Murder in the Marais short review:
Two time periods; old betrayals surface. Collaborators, politics, old memories, concealed identities.
I used to enjoy doing the 6 word reviews (I can't remember who started this trend), but 6 words were just too difficult.
Murder in the Marais is the first in the Aimee Leduc series and is an interesting debut novel. Reading the first novel in a series one can both see potential and note flaws that one can hope will be corrected in succeeding novels. It is even better when the first novel was published over a decade ago because it is relatively quick and easy to move through the series.
I'm starting the Aimee Leduc series (recommended by a friend) at the beginning, but the example I'm going to use is from my favorite mystery/police procedural series by Reginald Hill, the Pascoe and Dalziel series. I began reading this series with Midnight Fugue, then read everything the library had to offer, and eventually ordered some of the out of print novels from the 1970's. It was fascinating to see the difference in quality from those first novels--the promise was there, but the promise wouldn't have engaged me sufficiently if I'd begun the series with the earliest books.
Sometimes reading a series from the beginning can be a mistake because the author has yet to get to know his characters sufficiently to engage the reader. Going back and reading the early novels though, after becoming enthralled with the series, can provide such a fascinating examination of an author's developing style. At least, I found it so with Reginald Hill's Fat Andy series featuring Pascoe and Dalziel. (side note: I could just cry when I think that Hill's death in January means no more Fat Andy, no more intriguing and intelligent novels, no more wonderful allusions....)

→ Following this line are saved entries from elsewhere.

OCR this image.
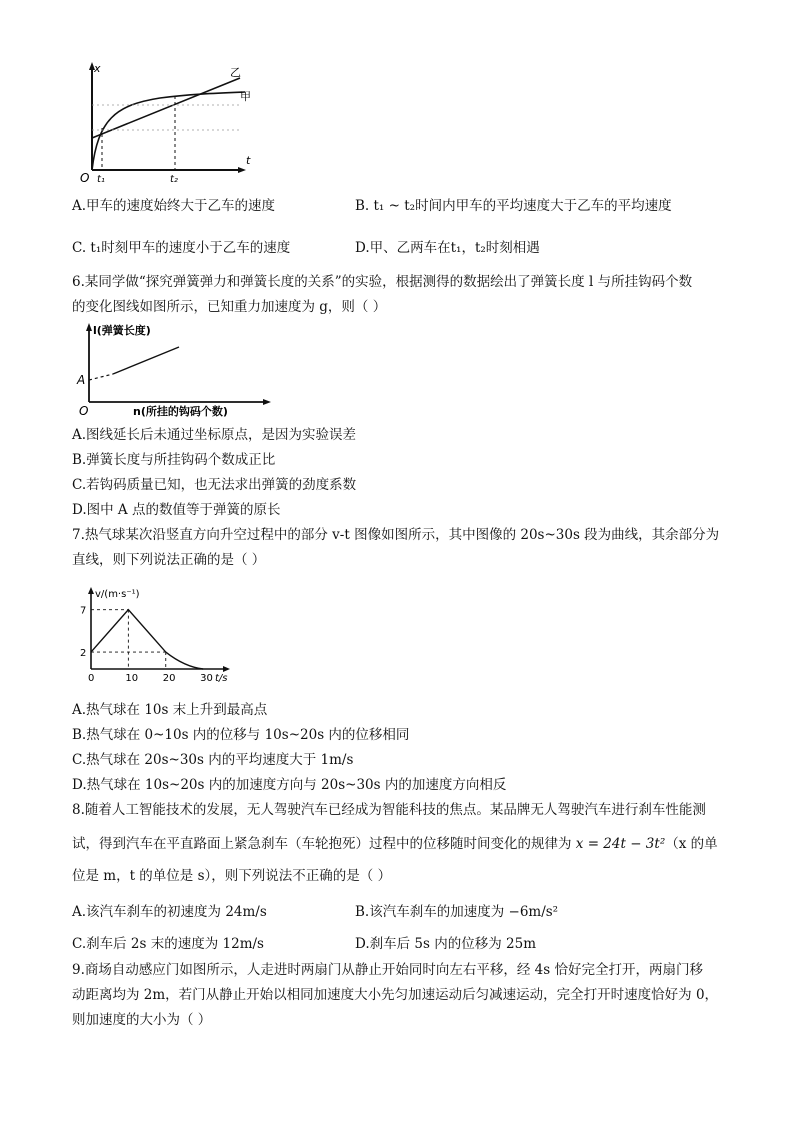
x
t
O t₁	t₂
乙
甲
A.甲车的速度始终大于乙车的速度	B. t₁ ~ t₂时间内甲车的平均速度大于乙车的平均速度
C. t₁时刻甲车的速度小于乙车的速度	D.甲、乙两车在t₁，t₂时刻相遇
6.某同学做“探究弹簧弹力和弹簧长度的关系”的实验，根据测得的数据绘出了弹簧长度 l 与所挂钩码个数
的变化图线如图所示，已知重力加速度为 g，则（ ）
l(弹簧长度)
A
O	n(所挂的钩码个数)
A.图线延长后未通过坐标原点，是因为实验误差
B.弹簧长度与所挂钩码个数成正比
C.若钩码质量已知，也无法求出弹簧的劲度系数
D.图中 A 点的数值等于弹簧的原长
7.热气球某次沿竖直方向升空过程中的部分 v-t 图像如图所示，其中图像的 20s~30s 段为曲线，其余部分为
直线，则下列说法正确的是（ ）
v/(m·s⁻¹)
t/s
0	10 20 30
2
7
A.热气球在 10s 末上升到最高点
B.热气球在 0~10s 内的位移与 10s~20s 内的位移相同
C.热气球在 20s~30s 内的平均速度大于 1m/s
D.热气球在 10s~20s 内的加速度方向与 20s~30s 内的加速度方向相反
8.随着人工智能技术的发展，无人驾驶汽车已经成为智能科技的焦点。某品牌无人驾驶汽车进行刹车性能测
试，得到汽车在平直路面上紧急刹车（车轮抱死）过程中的位移随时间变化的规律为 x = 24t − 3t²（x 的单
位是 m，t 的单位是 s），则下列说法不正确的是（ ）
A.该汽车刹车的初速度为 24m/s	B.该汽车刹车的加速度为 −6m/s²
C.刹车后 2s 末的速度为 12m/s	D.刹车后 5s 内的位移为 25m
9.商场自动感应门如图所示，人走进时两扇门从静止开始同时向左右平移，经 4s 恰好完全打开，两扇门移
动距离均为 2m，若门从静止开始以相同加速度大小先匀加速运动后匀减速运动，完全打开时速度恰好为 0，
则加速度的大小为（ ）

Back to Murder in the Marais, Cara Black does engage my interest and has interesting characters that hold great promise for development. If her plot is sometimes over-complicated and digressive, it nevertheless is an engrossing look at the collective guilt left from the German occupation of France during WWII. Active collaborators and those who simply turned their heads, committing the sin of omission; the self-righteous anger after Paris is liberated of those who did not actively collaborate (or who managed to keep their activity secret) and who engaged in violent retaliation against known or suspected collaborators; and the scars and sometimes open wounds that exist 50-60 years later still carry weight and influence behavior.
Aimee reluctantly take an assignment from an old friend of her father's, but when delivering the material to Lily Stein, she finds the old woman dead with a swastika carved in her forehead. Her attempts to discover the murderer involve her in the residual evil left from the Occupation still smoldering in present-day Paris.
Yes, I will be reading more in this series and discovering more about Aimee Leduc's Paris.
I'm grateful to Teresa for this recommendation, and I have ten more books in the series to look forward to!
Fiction. Mystery/Crime. 1999. 354 pages.
I bought one of her books recently as I love novels set in Paris. I got one that is somewhere in the middle of the series.
ReplyDeleteThe action in all Black's books is over the top and the plots are not always believable. For example, Aimee Leduc seems to spend a lot of time in the famous Parisian sewers, but Cara Black pulled me in for the whole series. As the books' covers indicate, Paris is the main character. They remind me of a vintage and slightly more sedate, Girl with the Dragon Tattoo.